0) and the pump is connected to the bore (21), the switching valve (32) and the piston (1) of the cylinder chamber (12).
Fluid drive according to any one of the preceding claims, characterized in that both sides of (3) are connected via bores provided in the working cylinder housing (11) and the container housing (60). 7. The operating cylinder (1) is provided with a cover (57).
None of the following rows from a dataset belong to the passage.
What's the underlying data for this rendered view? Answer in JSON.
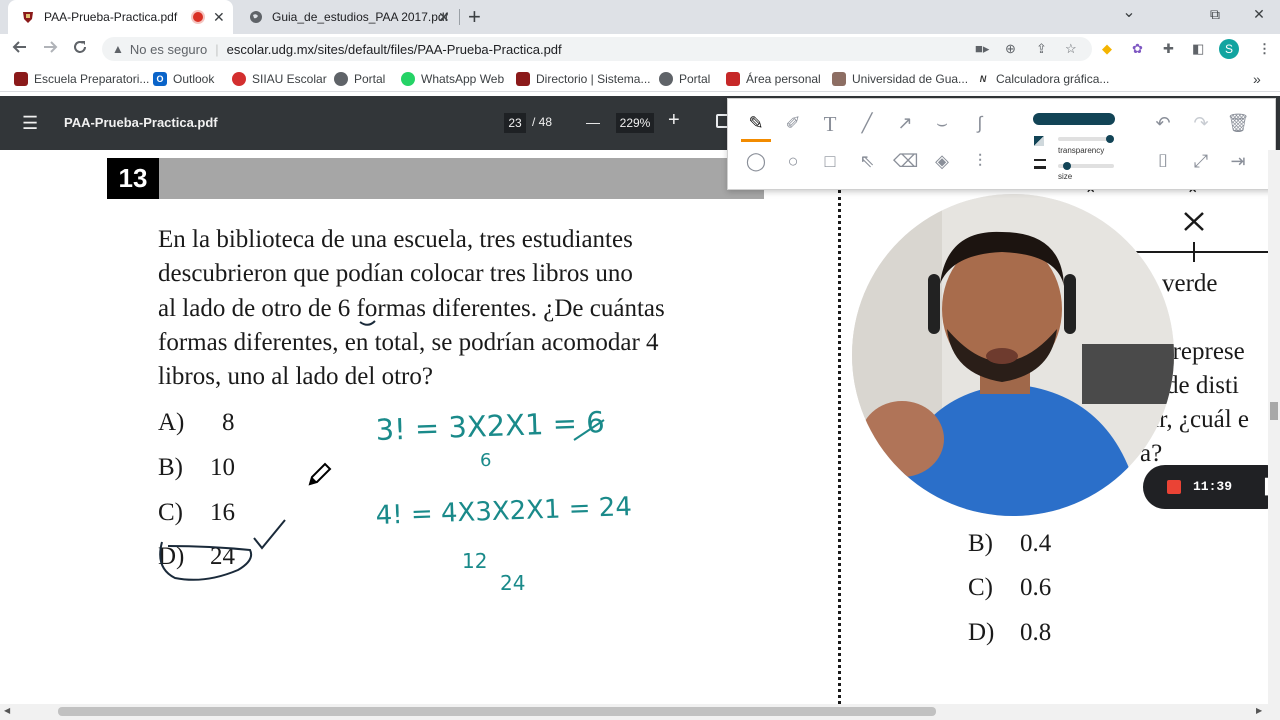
{
  "tabs": [
    {
      "title": "PAA-Prueba-Practica.pdf",
      "active": true,
      "recording": true
    },
    {
      "title": "Guia_de_estudios_PAA 2017.pdf",
      "active": false
    }
  ],
  "new_tab": "+",
  "window": {
    "chevron": "⌄",
    "restore": "⧉",
    "close": "✕"
  },
  "address": {
    "security": "No es seguro",
    "separator": "|",
    "url": "escolar.udg.mx/sites/default/files/PAA-Prueba-Practica.pdf"
  },
  "bookmarks": [
    {
      "label": "Escuela Preparatori...",
      "icon": "school-crest-icon",
      "color": "#8b1a1a"
    },
    {
      "label": "Outlook",
      "icon": "outlook-icon",
      "color": "#0a64c9"
    },
    {
      "label": "SIIAU Escolar",
      "icon": "siiau-icon",
      "color": "#d32f2f"
    },
    {
      "label": "Portal",
      "icon": "globe-icon",
      "color": "#5f6368"
    },
    {
      "label": "WhatsApp Web",
      "icon": "whatsapp-icon",
      "color": "#25d366"
    },
    {
      "label": "Directorio | Sistema...",
      "icon": "udg-crest-icon",
      "color": "#8b1a1a"
    },
    {
      "label": "Portal",
      "icon": "globe-icon",
      "color": "#5f6368"
    },
    {
      "label": "Área personal",
      "icon": "area-personal-icon",
      "color": "#c62828"
    },
    {
      "label": "Universidad de Gua...",
      "icon": "university-icon",
      "color": "#8d6e63"
    },
    {
      "label": "Calculadora gráfica...",
      "icon": "desmos-icon",
      "color": "#333333"
    }
  ],
  "bookmarks_more": "»",
  "pdf": {
    "menu_icon": "☰",
    "filename": "PAA-Prueba-Practica.pdf",
    "page": "23",
    "total": "/ 48",
    "zoom": "229%",
    "minus": "—",
    "plus": "+"
  },
  "question": {
    "number": "13",
    "lines": [
      "En la biblioteca de una escuela, tres estudiantes",
      "descubrieron que podían colocar tres libros uno",
      "al lado de otro de 6 formas diferentes. ¿De cuántas",
      "formas diferentes, en total, se podrían acomodar 4",
      "libros, uno al lado del otro?"
    ],
    "options": [
      {
        "letter": "A)",
        "value": "8"
      },
      {
        "letter": "B)",
        "value": "10"
      },
      {
        "letter": "C)",
        "value": "16"
      },
      {
        "letter": "D)",
        "value": "24"
      }
    ]
  },
  "handwriting": {
    "line1": "3! = 3X2X1 = 6",
    "note1": "6",
    "line2": "4! = 4X3X2X1 = 24",
    "note2": "12",
    "note3": "24",
    "ink_color": "#1a8a8a"
  },
  "right_page": {
    "word": "verde",
    "fragments": [
      "r represe",
      "s de disti",
      "ar, ¿cuál e",
      "a?"
    ],
    "options": [
      {
        "letter": "B)",
        "value": "0.4"
      },
      {
        "letter": "C)",
        "value": "0.6"
      },
      {
        "letter": "D)",
        "value": "0.8"
      }
    ]
  },
  "annotation_panel": {
    "transparency_label": "transparency",
    "size_label": "size",
    "pen_color": "#124456",
    "transparency": 0.95,
    "size": 0.15
  },
  "recorder": {
    "time": "11:39",
    "pause": "❚❚"
  }
}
Fluid drive according to any one of the preceding claims, characterized in that it is fixed on a container body (50) substantially flush with the free end of (1). 8. The container device comprises a plurality of containers (95, 99, 100) corresponding to the plurality of bores (13), each of which has a bore, and is provided around a cylinder body (71). The fluid drive device according to claim 1, wherein the fluid drive device is equidistantly fixed. 9. Fluid drive according to claim 8, characterized in that the contact surfaces between the containers (95, 99, 100) are plane and extend axially above the cylinder body (71). apparatus. 10. The cylinder body (71) has a hexagonal shape in the region of the container (95, 99, 100).
Fluid components, such as switching valves, low pressure tanks / pumps and others, are stored in containers (95, 99,
The fluid drive device according to claim 8, wherein the fluid drive device is fixed to a hexagonal face located between the fluid drive devices. 11. Fluid drive according to claim 1, wherein the spring device (24) is constituted by a disc spring.